Lettre à ma fille

lettre a ma fille cote a cote

Ma fille, ma poupée, ma jolie,

Pour Noël, je t’emmène chez ABC Famille, les jouets qui font les vraies filles. Regarde cette vitrine, et choisis ce que tu voudras !

Vois toutes les carrières qui s’offrent à toi : ballerine en tutu rose comme ce petit rat ou cette danseuse de boîte à bijoux qui virevolte sur une ritournelle. La danse c’est la grâce, la beauté, la perfection du corps, c’est la féminité, et c’est ce que je veux te léguer… Fais tant que tu le veux ce rêve d’étoile gracile, on te forcera bien assez à l’école aux sports qui poussent à la performance voire à l’agressivité et créent du muscle, un corps puissant et masculin.

Tu pourrais devenir un garçon manqué. Quel homme voudrait alors de toi quand tu seras grande ? Tu serais même tentée de devenir lesbienne mais je t’expliquerai ce mot plus tard, je ne veux pas qu’il te donne de mauvaises idées.
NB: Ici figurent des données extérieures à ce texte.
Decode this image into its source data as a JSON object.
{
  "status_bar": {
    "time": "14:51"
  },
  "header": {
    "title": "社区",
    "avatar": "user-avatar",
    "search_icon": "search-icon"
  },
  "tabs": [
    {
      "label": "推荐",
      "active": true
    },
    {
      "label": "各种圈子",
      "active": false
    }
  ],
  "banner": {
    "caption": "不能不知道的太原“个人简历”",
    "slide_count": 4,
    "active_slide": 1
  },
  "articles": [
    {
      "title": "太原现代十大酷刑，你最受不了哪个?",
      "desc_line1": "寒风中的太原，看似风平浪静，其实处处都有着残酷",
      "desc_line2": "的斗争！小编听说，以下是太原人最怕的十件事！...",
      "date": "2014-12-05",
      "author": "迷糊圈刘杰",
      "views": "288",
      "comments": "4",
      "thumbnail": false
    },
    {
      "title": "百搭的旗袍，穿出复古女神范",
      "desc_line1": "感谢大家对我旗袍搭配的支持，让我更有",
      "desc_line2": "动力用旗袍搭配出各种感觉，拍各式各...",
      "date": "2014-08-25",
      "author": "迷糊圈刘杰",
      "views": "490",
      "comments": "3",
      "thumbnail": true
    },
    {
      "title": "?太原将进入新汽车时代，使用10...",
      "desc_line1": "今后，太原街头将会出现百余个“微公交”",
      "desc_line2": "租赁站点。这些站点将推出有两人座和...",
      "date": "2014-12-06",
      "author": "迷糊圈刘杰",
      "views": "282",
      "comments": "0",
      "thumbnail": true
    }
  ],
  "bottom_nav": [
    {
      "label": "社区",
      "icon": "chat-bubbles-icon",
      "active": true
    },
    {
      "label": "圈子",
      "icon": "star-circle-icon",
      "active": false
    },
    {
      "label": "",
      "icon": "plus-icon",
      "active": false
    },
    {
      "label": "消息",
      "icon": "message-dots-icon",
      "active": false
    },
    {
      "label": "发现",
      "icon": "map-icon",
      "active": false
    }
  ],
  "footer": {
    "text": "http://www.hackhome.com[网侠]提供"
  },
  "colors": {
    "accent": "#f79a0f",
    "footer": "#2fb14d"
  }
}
Oui ma chérie, tu rencontreras un homme avec qui tu te marieras, auras beaucoup d’enfants et vivras heureuse jusqu’à la fin de tes jours mais ça c’est en option.

Cette magnifique robe rose avec des cœurs, c’est la conjugalité. Sans homme, une femme n’est pas une vraie femme.

Mais avant de faire la rencontre de ta vie, il faudra te faire belle, la beauté est le pilier de la féminité, enfin l’un des piliers (tu verras, il y en a pas mal). Cette poupée Barbie, c’est la fâââme parfaite. Tu lui ressembleras plus tard à coup de chirurgie plastique, régimes, soins cosmétiques et conséquents budgets dévolus à l’esthétique de ton corps.

Et n’oublie pas les accessoires, c’est à ça qu’on reconnaît l’élégance d’une femme. Ah l’élégance ! Je ne t’en avais pas encore parlée ? Eh bien sache que même en gagnant 24% de moins qu’un homme, un sac coquet, une belle garde-robe comme dans cette vitrine, c’est bien le moins qu’on exigera de toi, sans oublier les bijoux, la jolie palette de maquillage et cette petite fiole de cosmétiques. La séduction se cache dans les détails, même le manteau de ton chien-accessoire devra être assorti à ton sac à main ! Pense à Paris Hilton et à son chihuahua et tu auras une meilleure idée de ce qu’est l’élégance.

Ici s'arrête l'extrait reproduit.